Elizabeth Day: Why I’m getting younger this year 

Elizabeth Day: Why I’m getting younger this year

Styling: Holly Elgeti. Make-up: Nicky Weir using Hourglass Beauty. Hair: Alex Szabo at Carol Hayes management using T3 Haircare. Dress, Iris & Ink. Jewellery: Daisy Jewellery, Alighieri, Pilgrim

Over the past year, many of our key life events have been overshadowed by the pandemic. 

Like millions of others, I celebrated my birthday in lockdown. I got engaged as cases were spiking again after the brief summer break. We tried to plan a Covid-secure wedding, then had to delay it anyway. I zoomed for birthday celebrations and farewell parties.

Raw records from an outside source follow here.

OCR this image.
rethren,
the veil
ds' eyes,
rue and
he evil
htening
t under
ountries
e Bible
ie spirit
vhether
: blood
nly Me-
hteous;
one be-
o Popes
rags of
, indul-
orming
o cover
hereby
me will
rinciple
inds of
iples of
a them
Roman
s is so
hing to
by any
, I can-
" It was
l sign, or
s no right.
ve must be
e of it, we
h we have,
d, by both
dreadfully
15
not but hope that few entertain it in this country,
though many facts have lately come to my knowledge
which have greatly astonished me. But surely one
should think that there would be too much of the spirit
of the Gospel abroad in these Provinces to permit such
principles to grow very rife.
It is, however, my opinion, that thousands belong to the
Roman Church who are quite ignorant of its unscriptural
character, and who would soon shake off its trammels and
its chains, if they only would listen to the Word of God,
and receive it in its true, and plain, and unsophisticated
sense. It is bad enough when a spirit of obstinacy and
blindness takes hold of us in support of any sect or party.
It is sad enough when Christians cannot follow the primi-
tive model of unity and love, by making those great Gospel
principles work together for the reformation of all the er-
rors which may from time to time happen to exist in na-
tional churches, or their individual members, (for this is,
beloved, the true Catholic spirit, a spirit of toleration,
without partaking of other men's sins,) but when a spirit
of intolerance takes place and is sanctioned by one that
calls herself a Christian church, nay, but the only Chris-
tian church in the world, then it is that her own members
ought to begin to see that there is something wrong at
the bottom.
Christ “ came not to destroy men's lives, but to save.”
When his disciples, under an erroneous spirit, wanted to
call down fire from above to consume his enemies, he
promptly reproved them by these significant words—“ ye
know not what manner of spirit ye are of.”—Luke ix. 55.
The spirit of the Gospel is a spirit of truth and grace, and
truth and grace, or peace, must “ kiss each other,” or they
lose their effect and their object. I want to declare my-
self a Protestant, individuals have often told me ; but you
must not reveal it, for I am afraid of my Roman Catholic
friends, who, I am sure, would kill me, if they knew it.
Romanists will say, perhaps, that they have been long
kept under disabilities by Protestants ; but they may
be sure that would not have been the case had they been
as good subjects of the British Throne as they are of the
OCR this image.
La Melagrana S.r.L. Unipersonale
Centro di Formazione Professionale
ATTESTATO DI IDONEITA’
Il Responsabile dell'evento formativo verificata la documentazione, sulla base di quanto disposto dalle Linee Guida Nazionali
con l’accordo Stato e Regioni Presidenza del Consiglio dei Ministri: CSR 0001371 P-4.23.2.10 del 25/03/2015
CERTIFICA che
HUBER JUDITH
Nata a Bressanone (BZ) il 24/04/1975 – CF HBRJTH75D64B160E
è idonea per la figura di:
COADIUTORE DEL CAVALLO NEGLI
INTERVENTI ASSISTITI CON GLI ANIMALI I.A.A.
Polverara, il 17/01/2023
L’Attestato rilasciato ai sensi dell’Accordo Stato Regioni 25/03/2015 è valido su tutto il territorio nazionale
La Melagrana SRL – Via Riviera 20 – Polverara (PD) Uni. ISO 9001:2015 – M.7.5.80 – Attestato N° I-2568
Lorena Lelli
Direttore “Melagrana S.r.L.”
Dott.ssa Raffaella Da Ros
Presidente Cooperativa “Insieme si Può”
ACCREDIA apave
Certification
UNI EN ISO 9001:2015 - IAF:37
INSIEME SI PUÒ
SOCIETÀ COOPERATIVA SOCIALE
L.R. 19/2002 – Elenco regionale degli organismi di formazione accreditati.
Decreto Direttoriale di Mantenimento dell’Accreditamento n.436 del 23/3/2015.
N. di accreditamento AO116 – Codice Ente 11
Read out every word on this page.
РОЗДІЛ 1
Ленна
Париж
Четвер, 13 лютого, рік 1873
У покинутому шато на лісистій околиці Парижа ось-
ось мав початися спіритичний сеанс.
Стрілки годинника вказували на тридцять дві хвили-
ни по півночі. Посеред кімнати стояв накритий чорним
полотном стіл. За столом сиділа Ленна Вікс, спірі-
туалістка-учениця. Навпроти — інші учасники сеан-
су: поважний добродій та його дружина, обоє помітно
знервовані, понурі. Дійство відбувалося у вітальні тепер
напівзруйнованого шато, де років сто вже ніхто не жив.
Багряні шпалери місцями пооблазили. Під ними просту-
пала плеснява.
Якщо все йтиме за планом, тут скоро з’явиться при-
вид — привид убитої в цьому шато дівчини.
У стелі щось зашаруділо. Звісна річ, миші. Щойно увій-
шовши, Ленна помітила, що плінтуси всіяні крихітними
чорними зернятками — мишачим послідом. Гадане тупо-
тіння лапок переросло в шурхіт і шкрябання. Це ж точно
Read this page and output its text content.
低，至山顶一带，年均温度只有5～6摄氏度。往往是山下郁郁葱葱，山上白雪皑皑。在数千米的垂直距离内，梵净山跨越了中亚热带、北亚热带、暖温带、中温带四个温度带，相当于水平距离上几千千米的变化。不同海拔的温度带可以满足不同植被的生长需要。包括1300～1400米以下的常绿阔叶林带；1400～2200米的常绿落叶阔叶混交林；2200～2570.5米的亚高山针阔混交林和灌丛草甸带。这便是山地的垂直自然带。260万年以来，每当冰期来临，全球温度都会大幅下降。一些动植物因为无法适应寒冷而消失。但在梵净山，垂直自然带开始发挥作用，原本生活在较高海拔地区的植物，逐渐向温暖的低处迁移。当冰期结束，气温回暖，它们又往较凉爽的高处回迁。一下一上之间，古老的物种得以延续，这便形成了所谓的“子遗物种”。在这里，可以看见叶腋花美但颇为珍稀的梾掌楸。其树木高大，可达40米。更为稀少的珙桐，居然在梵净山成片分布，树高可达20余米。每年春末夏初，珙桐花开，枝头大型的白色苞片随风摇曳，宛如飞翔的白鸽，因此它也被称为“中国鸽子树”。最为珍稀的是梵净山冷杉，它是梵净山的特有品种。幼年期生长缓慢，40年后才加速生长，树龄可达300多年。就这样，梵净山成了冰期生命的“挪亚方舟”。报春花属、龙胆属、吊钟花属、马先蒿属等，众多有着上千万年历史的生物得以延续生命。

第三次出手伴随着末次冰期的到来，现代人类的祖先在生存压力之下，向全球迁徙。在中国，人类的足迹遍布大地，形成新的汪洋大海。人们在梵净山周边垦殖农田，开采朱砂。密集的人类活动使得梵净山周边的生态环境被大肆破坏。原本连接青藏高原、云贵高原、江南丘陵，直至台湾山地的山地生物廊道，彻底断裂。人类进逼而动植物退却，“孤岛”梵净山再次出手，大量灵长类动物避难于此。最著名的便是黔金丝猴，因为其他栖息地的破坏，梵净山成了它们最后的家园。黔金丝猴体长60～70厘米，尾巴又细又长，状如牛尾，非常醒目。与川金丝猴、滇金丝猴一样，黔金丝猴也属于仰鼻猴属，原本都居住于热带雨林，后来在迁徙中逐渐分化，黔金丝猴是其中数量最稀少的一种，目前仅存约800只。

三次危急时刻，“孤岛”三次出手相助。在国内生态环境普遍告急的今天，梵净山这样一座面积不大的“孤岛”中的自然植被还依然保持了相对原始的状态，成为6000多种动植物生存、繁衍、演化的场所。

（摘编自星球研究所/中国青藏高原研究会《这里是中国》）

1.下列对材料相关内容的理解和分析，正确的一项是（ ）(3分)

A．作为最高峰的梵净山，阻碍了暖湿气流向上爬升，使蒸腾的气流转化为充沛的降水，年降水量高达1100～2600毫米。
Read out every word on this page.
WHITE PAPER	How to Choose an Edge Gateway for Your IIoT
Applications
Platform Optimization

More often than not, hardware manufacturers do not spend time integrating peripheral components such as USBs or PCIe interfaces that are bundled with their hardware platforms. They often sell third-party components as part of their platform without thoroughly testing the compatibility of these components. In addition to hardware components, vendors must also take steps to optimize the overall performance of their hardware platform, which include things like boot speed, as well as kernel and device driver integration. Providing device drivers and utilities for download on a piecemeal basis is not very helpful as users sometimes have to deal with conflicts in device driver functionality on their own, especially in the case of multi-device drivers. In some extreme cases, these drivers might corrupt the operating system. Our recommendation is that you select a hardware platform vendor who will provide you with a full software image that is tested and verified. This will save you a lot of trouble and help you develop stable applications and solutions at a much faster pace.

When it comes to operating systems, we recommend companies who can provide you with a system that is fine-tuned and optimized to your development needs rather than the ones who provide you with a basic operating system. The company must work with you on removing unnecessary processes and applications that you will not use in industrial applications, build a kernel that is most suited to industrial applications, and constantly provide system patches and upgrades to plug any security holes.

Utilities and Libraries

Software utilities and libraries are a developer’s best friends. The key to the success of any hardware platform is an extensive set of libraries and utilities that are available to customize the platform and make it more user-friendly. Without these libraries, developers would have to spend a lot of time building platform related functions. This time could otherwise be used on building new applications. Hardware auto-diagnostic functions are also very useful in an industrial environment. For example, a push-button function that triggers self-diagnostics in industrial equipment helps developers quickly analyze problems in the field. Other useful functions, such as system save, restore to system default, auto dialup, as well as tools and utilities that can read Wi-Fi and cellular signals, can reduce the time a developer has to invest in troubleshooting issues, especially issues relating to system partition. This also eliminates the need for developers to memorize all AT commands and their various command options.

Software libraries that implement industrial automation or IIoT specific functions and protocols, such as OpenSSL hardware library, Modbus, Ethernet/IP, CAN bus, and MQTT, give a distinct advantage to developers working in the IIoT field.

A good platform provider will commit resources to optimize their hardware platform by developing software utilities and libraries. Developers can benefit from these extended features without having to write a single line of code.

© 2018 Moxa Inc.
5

Christmas was spent apart from my parents, who I haven’t seen for almost a year. My friends have had babies I haven’t even met. Many of you will have experienced the unimaginable loss of loved ones to whom you were unable to say goodbye.

This will be a familiar list for many. It seems surreal to think our lives have been on hiatus for a whole year. As with any anniversary, the approach of the specific date on which everything changed (in this case, the first lockdown on 23 March 2020) triggers conflicting emotions. It feels both hugely significant and also something we don’t want to mark. It makes us reflect on what we’ve done in the interim. Or what we haven’t.

When we lose a person, our grief sneaks up on us around the date they died. But in this case, we haven’t lost a person, we’ve lost time. It’s a strange loss to come to terms with as we’re not mourning something that existed; we’re mourning the things we didn’t get a chance to do – the parties we didn’t have, the people we didn’t see and the moments we couldn’t share. We’re mourning the hypothetical.

This is why I’d like to propose the introduction of a new measure of time: the Pandemic Calendar. Unlike other traditional calendars such as the Gregorian or the Lunar, this calendar allows us to decide what age best reflects our experiences. So that when we finally emerge from lockdown, we can do so feeling in sync with our internal selves.

I, for one, am intending to shave a year off my actual age so that I can do all the things I wanted to do at 41 including, but not limited to: having a hen do, throwing a book launch party, seeing films at the cinema, catching up with my mother for lunch and going on a mini-break with my best friend to mark our joint 40th birthdays, which we’ve been meaning to do for ages.

If you’ve had a significant birthday during lockdown you can also avail yourself of the same opportunity to delay your celebrations. Similarly, anyone who feels they have wasted a year of their 20s not getting up to the usual antics can simply decide to be 19 once more. A GCSE student who has missed out on crucial schooling can make themselves 14 again. Or, if you feel home-schooling and job stress has been prematurely ageing, I suggest you simply add on five or ten years. Perhaps you want to take early retirement after the anxiety of the preceding 12 months? No problem: simply age up in order to accurately reflect how decrepit you feel on the inside.

The only way this doesn’t work is if, like me, you’re trying to have a child. Fertility – and other biological functions – sadly do not pay attention to our Pandemic Calendar. Although there’s part of me that wonders if we just start thinking of ourselves as younger, and treating ourselves as though we’re still in the first flush of youth, then perhaps our ovaries will also relax and follow suit? (Please note: this theory has absolutely no basis in medical research.)

But for everyone else, I highly recommend choosing your own age in the same way as those children’s books used to allow us to choose our own adventure. In all official documentation, our age can henceforth be annotated by the initials ‘PC’ to denote the use of the widely accepted Pandemic Calendar. And I’ll see you in 2022 for the mother of all birthday parties.